SERAYUNEWS-Di tengah derasnya arus digitalisasi dan kompetisi bisnis yang semakin dinamis, nama Virdies Nur Cahya mulai mencuri perhatian. Mahasiswi program Magister Manajemen Fakultas Ekonomi dan Bisnis Universitas Jenderal Soedirman (Unsoed) Purwokerto ini membuktikan bahwa generasi muda bisa tampil sebagai pionir dalam pengembangan bisnis. Bukan hanya lewat teori, tetapi langsung dalam praktik nyata.
Virdies menyatukan ilmu dan praktik melalui bisnis yang dia miliki, Taylor De’Virdis. Taylor De’Virdis adalah sebuah thrift store yang berlokasi di Purwokerto. Melalui lini bisnisnya tersebut, Virdies tidak hanya menjual pakaian bekas berkualitas, tetapi juga meracik strategi marketing digital yang mampu menjangkau pasar luas, menggaet loyalitas konsumen, sekaligus membangun brand yang kuat di tengah persaingan yang padat.

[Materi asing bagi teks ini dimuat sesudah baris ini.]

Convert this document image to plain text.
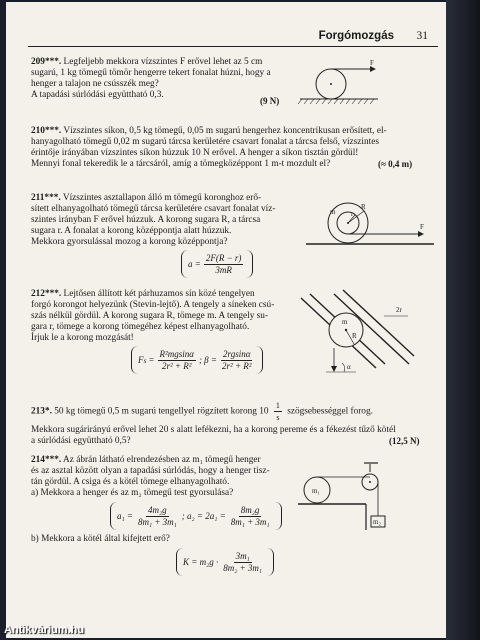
Forgómozgás 31
209***. Legfeljebb mekkora vízszintes F erővel lehet az 5 cm
sugarú, 1 kg tömegű tömör hengerre tekert fonalat húzni, hogy a
henger a talajon ne csússzék meg?
A tapadási súrlódási együttható 0,3.
(9 N)
F
210***. Vízszintes síkon, 0,5 kg tömegű, 0,05 m sugarú hengerhez koncentrikusan erősített, el-
hanyagolható tömegű 0,02 m sugarú tárcsa kerületére csavart fonalat a tárcsa felső, vízszintes
érintője irányában vízszintes síkon húzzuk 10 N erővel. A henger a síkon tisztán gördül!
Mennyi fonal tekeredik le a tárcsáról, amíg a tömegközéppont 1 m-t mozdult el?	(≈ 0,4 m)
211***. Vízszintes asztallapon álló m tömegű koronghoz erő-
sített elhanyagolható tömegű tárcsa kerületére csavart fonalat víz-
szintes irányban F erővel húzzuk. A korong sugara R, a tárcsa
sugara r. A fonalat a korong középpontja alatt húzzuk.
Mekkora gyorsulással mozog a korong középpontja?
$a = \frac{2F(R - r)}{3mR}$
r
R
m
F
212***. Lejtősen állított két párhuzamos sín közé tengelyen
forgó korongot helyezünk (Stevin-lejtő). A tengely a síneken csú-
szás nélkül gördül. A korong sugara R, tömege m. A tengely su-
gara r, tömege a korong tömegéhez képest elhanyagolható.
Írjuk le a korong mozgását!
F $s = \frac{\text{R²mgsinα}}{\text{2r² + R²}}$ ; $\beta = \frac{2rgsin\alpha}{\text{2r² + R²}}$
m
R
2r
α
213*. 50 kg tömegű 0,5 m sugarú tengellyel rögzített korong $10 \frac{1}{s}$ szögsebességgel forog.
Mekkora sugárirányú erővel lehet 20 s alatt lefékezni, ha a korong pereme és a fékezést tűző kötél
a súrlódási együttható 0,5?	(12,5 N)
214***. Az ábrán látható elrendezésben az m₁ tömegű henger
és az asztal között olyan a tapadási súrlódás, hogy a henger tisz-
tán gördül. A csiga és a kötél tömege elhanyagolható.
a) Mekkora a henger és az m₂ tömegű test gyorsulása?
$a_1 = \frac{\text{4m₂g}}{\text{8m₁ + 3m₁}}$ ; $a_2 = 2a_1 = \frac{\text{8m₂g}}{\text{8m₁ + 3m₁}}$
b) Mekkora a kötél által kifejtett erő?
$K = m_2g \cdot \frac{\text{3m₁}}{\text{8m₂ + 3m₁}}$
m₁
m₂
Antikvárium.hu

Virdies mengungkapkan bahwa keputusannya membangun usaha thrift bukan sekadar tren. Namun, hal itu sebagai bentuk kontribusi terhadap gerakan fashion berkelanjutan alias sustainable fashion. Namun, ia sadar bahwa keberlangsungan bisnis tidak cukup hanya mengandalkan idealisme. “Di era ini, kekuatan bukan hanya di produk, tapi pada cara menyampaikan cerita produk itu ke konsumen dan itulah kekuatan marketing digital,” jelasnya lugas.
Dengan latar akademik di bidang manajemen, ia mulai menerapkan pendekatan strategis pada bisnisnya. Virdies aktif memanfaatkan media sosial seperti Instagram dan TikTok untuk promosi produk, membangun narasi merek, hingga menjalankan kampanye interaktif yang dekat dengan gaya komunikasi Gen Z dan milenial.
Salah satu pendekatan unik dari Virdies adalah bagaimana ia membangun kepribadian merek (brand personality) dari Taylor De’ Virdis. Feed Instagram toko miliknya tidak sekadar berisi katalog produk, tetapi juga menampilkan kisah pelanggan, behind-the-scenes proses kurasi produk, serta edukasi tentang nilai reuse dan thrift culture.
“Konsumen sekarang lebih suka berinteraksi dengan brand yang punya kepribadian dan nilai, bukan sekadar jualan,” jelas Virdies.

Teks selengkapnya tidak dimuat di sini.